Last Meal

by natprance

The tangy salt of the soy sauce bounces off of the bland, rubbery texture of the egg. The wet noodles are soggy and over-boiled and they fall apart before I can slurp them into my mouth. There are no combinations of flavours in this dish. There are no undertones. There is the overwhelming saltiness of the soy sauce that bounces off of the bleak, vulcanized texture of the egg.

I am eating in my bed, surrounded by four bare, bone-white walls. It is cold, but I am sitting on top of the blankets. It doesn’t matter that it’s cold. I like that it’s cold. I like the numbness that builds up in my toes and I like stretching them and rubbing the numbness out with my hands. I like how brittle and useless my fingers feel in the cold. It feels like I imagine being old would feel like. I would like to feel old at least once. Not old in the way that people use it to refer to nostalgia or when talking to a younger person. Old in the way that you feel when you can’t have kids anymore and you know you should have retired years ago but you’re still working your dead-end job and living in a sad bachelor’s apartment and you think back to that girl you loved way back in the day and you break down crying because you can’t remember her name. I want to feel old. I want to forget her name and feel sad. I want to feel like I’ve earned my right to feel sad.

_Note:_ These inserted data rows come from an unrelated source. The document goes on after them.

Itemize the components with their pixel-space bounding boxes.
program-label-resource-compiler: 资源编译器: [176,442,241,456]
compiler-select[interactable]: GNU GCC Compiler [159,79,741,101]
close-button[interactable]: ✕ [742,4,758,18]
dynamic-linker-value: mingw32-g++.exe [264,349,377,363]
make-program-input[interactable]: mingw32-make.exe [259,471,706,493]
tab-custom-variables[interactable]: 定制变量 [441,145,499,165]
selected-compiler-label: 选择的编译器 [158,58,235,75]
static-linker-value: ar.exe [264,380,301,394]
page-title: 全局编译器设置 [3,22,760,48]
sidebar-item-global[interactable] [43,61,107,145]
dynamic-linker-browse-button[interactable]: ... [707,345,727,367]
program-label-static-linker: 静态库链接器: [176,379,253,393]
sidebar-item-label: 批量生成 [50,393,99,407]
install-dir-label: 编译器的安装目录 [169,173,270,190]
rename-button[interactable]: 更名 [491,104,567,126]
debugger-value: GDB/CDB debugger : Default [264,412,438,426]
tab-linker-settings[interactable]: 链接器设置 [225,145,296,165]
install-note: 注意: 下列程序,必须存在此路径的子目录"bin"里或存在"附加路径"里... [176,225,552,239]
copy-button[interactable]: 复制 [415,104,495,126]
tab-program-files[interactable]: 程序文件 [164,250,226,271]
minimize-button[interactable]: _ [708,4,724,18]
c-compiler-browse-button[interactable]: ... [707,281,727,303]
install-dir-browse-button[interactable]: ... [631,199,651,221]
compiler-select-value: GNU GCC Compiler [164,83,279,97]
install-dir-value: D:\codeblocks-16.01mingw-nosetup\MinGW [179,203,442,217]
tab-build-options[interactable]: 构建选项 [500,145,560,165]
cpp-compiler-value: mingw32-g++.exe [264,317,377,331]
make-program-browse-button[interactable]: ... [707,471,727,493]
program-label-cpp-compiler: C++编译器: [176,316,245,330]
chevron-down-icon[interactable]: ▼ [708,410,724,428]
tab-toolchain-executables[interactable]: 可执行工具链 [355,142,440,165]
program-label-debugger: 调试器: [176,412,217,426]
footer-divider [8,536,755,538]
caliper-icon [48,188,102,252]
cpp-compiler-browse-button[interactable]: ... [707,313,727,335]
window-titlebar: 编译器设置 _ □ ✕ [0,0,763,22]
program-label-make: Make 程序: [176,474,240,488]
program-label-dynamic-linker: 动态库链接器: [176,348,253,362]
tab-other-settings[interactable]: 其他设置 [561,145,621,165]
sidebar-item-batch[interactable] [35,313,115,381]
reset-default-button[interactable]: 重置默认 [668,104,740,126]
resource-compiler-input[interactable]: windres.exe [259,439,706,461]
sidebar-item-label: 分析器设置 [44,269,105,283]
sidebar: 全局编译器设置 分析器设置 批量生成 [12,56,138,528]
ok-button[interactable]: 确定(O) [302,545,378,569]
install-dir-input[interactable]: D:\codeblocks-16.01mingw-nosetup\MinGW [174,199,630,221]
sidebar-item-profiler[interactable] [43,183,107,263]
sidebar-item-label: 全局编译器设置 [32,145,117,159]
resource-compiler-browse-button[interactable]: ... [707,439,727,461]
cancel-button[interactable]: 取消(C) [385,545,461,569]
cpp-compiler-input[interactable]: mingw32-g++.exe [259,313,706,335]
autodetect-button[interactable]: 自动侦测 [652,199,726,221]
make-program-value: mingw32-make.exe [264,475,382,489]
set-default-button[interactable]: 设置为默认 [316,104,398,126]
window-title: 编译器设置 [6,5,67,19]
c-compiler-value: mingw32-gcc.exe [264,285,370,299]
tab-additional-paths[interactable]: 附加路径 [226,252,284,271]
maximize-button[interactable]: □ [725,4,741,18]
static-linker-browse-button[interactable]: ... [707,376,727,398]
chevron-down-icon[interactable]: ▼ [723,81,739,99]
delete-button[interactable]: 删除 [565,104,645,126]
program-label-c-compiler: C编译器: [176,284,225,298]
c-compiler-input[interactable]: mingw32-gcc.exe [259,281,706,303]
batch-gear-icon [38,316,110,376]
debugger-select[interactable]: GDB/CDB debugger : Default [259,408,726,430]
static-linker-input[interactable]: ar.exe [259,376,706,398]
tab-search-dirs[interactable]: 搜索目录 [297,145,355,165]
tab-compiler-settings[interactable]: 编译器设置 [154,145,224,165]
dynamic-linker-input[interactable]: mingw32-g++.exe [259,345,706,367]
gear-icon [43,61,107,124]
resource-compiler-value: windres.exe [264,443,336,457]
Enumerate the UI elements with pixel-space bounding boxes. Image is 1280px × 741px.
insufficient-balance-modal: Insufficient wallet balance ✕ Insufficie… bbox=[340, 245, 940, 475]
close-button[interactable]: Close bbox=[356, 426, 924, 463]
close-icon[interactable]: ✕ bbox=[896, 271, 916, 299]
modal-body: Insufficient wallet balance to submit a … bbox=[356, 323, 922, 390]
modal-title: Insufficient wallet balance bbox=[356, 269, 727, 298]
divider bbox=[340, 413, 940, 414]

I shouldn’t feel this sad. I should feel happy or angry or miserable or something youthful and energetic. But I don’t feel any of those things. I just feel sad. The saddest feeling is acceptance. When you begin to feel sad, I think that you are a little shocked by how sad you are for no reason. It’s surprising to one day wake up and you just aren’t happy to see the world. You get out of bed anyways, but you just can’t shake this feeling that there’s something wrong with you and there’s something wrong with everyone and there is just something so inherently wrong about everything. It’s upsetting and confusing to not feel the way you did yesterday. You were happy and hopeful yesterday, and now you aren’t.

And then you get angry about being sad. Maybe you punch a hole in the wall. Maybe you call your girlfriend names she doesn’t deserve to be called. Maybe you scream into your pillow until you fall asleep when you know there’s nobody in the house. But you’re angry, and you don’t contain it. It’s impossible to contain. You’re so sad and nothing you do works, so you get frustrated and become bitter. And that bitterness stays inside of you forever, nestled in your pathetic, broken heart.

You’ll hurt someone you love, and then you’ll realize you need some help. So you go to the doctor and you ask for pills. The doctor gives you pills, tells you to take one a day at breakfast. So you do. Maybe you feel a bit better after a few weeks. Maybe you don’t. You go back to the doctor and say that the pills aren’t working. They give you new pills, and you go home and everything gets a little brighter. Then it dulls down. Then you take all of the pills and when you walk out of the hospital with a new bottle of pills, you realize that nothing is going to work. You’re stuck like this for the rest of your life.

That is truly depressing. But you can’t kill yourself. You already tried and it didn’t work and now you have a hard time looking your friends in the eyes because you’re deeply ashamed of yourself. You know that they love you and now maybe they even love you a little more, but you’d rather sit behind a computer and make jokes than actually sit down with them for a cup of tea. You cry. A lot. More than you should. You even drink more water because of how much you cry. You cry so much that you actually start to think it’s pretty funny. But even if you’re laughing, you’re still crying. You are always crying.

That’s when you give up. You stop crying and when you look in the mirror you notice that your eyes are a different colour. Were they always that colour? Were they always so dark? How are you sleeping? Who cares? Who cares. You shamble around your apartment that you used to be terrified of losing. That terror has faded into a dull ache in your back. Sometimes you play guitar, but singing is hard for you because of the cigarettes and alcohol and your vocal cords have atrophied from disuse so your voice cracks when you try and hit the high notes. Sometimes you write little stories, but nobody pays you to do it. You just want to have some kind of record that you existed. You just want to know that you exist because there are so many days when you find it so hard to know that you exist. There are so many days that just seem like one long day that won’t end.

The saltiness of the soy sauce lingers in my mouth and the churning of my stomach makes me feel nauseous. The fork rests in dirty, undrinkable slime at the bottom of the bowl. You miss her, but you can’t remember her name right now. You lie back and smile and cry and smile and cry as you fall asleep on top of the blankets. You are so happy to be so cold. You have never felt so cold in your life.